We are in toasty San Diego and I am pleading. “This will be our Phase Three”. At least I’m hoping that as I try to ease my husband into less work. He has all ready admonished me that he will never retire and even when he is ready, he will still work 6 months a year. So there. Maybe the Whole Food Smoothie of acai, spinach and mango isn’t quite working its breakfast magic. He makes a face and says it makes him feel sick-even sitting on a glorious sun- dappled patio.
But here we stand, researching condos in a place that is warm, and within 10 minutes, we can stroll along the beach at Torrey Pines, gawking at body surfers, and small children running to the edge of the waves, dipping their toes and quickly retreating to the safety of the shores. Above us the cliffs loom .I can imagine the children’s delighted laughter as it bounces off the cliffs.

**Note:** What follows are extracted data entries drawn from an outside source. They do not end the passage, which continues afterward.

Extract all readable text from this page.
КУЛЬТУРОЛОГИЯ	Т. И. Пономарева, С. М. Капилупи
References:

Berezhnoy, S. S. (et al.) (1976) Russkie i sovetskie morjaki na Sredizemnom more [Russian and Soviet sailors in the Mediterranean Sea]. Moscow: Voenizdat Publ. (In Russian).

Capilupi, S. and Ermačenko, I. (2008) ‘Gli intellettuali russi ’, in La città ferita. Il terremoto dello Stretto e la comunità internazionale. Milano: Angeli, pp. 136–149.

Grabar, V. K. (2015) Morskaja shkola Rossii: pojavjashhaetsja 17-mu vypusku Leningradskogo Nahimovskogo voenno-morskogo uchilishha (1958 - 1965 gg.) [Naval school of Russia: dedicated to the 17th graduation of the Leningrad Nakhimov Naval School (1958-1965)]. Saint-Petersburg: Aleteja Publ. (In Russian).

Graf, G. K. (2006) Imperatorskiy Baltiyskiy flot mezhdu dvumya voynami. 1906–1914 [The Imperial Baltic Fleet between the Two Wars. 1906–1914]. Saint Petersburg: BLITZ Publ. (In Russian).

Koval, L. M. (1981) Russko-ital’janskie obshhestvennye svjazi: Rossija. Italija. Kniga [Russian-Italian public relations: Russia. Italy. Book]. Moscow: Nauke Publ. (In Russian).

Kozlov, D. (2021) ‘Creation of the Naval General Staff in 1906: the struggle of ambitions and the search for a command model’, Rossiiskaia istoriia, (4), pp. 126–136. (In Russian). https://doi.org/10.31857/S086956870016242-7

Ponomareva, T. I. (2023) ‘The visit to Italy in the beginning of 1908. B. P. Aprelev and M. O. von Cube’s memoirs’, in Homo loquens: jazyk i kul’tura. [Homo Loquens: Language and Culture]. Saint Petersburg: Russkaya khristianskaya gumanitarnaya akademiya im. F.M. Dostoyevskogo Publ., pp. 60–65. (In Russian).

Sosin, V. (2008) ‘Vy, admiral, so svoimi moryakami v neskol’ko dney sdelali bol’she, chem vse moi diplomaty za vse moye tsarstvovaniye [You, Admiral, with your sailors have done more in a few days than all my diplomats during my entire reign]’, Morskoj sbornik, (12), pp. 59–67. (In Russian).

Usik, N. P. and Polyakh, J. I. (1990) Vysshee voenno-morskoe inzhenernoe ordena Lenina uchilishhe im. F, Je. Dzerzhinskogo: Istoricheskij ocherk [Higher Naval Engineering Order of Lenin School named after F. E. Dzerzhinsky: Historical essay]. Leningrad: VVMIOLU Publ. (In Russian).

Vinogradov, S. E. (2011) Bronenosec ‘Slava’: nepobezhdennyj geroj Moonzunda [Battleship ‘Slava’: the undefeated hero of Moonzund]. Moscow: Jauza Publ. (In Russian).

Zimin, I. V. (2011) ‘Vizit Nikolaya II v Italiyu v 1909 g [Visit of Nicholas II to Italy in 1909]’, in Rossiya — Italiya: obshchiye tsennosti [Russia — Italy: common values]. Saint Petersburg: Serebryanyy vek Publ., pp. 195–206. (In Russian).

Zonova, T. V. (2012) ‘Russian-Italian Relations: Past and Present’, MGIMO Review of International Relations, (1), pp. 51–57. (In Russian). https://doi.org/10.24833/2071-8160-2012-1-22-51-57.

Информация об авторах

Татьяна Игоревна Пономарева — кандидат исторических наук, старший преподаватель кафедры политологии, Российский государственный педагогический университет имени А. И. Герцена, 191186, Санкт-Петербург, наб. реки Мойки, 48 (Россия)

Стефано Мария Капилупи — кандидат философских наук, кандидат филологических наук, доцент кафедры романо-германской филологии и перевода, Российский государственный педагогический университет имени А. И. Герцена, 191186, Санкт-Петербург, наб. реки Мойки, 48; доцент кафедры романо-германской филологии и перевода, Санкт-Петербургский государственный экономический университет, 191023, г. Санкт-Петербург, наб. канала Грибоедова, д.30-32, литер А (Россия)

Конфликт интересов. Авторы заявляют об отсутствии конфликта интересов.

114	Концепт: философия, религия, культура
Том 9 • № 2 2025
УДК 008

That was Phase two for us: the kids: their growing up, their schooling, their move towards independence and their own families. Those years stretching for a very long time. Those were the years where all our energies focused on their needs.
Our first sabbatical in Europe was three months long so we could introduce them to art galleries, foods (even though the youngest ate only French fries and chocolate bars),castles and culture, so that they might use their French immersion skills nicely gleaned at Allenby. I remember how smoothly they launched into their second language, and how haughtily the French shook their heads at us, the parents, when we dropped our cool and decided to interject into the conversation.. Better to smile than to speak. And I recall our son miserably leaving his friends In Toronto, pitifully weeping; and how he cried again- bitterly- when he had to leave Paris and return home.
When one of our girls plunged into drama and the other to opera, our eyes were refreshed and we were allowed to see again as children. Saturdays we dragged ourselves from warm beds to wander St. Lawrence Market while the eldest took classes at Young People’s Theatre. No surprise she became a writer. For the younger, still hooked on fries, it was chaperoning trips to Salt Spring Island for CCOC productions of the Snow Queen. As I write this, it is as if I am looking through the wrong end of a telescope as I observe my now grownup children as once small tikes in sunhats, sandals , consuming rijstoffle in Amsterdam, pizza in Montbuono, and freshly baked chocolate croissants in the Loire Valley. Those years feel so distant now.
Later there was focus on which universities, which grad schools, which flowers for which weddings: white lilies or green orchids? Satin or lace? McGill or Queens? U. Penn or London? Decisions, letting go, providing advice (most often ignored), being supportive, reflecting …
Phase Three, as I call it, resembles Phase One a bit: when we first started out together, more than 40 years ago when we were young, perky, flirty, full of dreams for a life together, brazen and bold, daring, dipping our toes, retreating, going forward, unabashed.
With only $75 in the bank but a promise of a new job, we bought our first house. We flew at new adventures, never believing that one day we would move into this phase. As the Baby Boomer generation, we scoffed at old age. I would wear my hair in braids that swung down to my love beads; and he would continually wistfully tap his pipe and engage in thought-provoking discourses as he charted a better world. There were new journeys and we embraced it all, sailing away from the world we dismissed as being manageable and controllable.
And in Phase Three, it is somewhat similar, but now, the pace is slower, more contemplative: our aches more, our optimism less strident, for life and its burdens could not help but weigh us down; our once fierce optimism tempered by the eventualities of life’s numerous struggles and politics; becoming wise at the cost of painful realizations, comprehending the ways of the world, sadly.
And now we stand here at the threshold of being refocused, of being able to re-invent ourselves, gather the sunshine lost during an oppressive winter. Maybe this is where old hippies come- not quite to Berkley, but to California dreaming of what it was like to be young.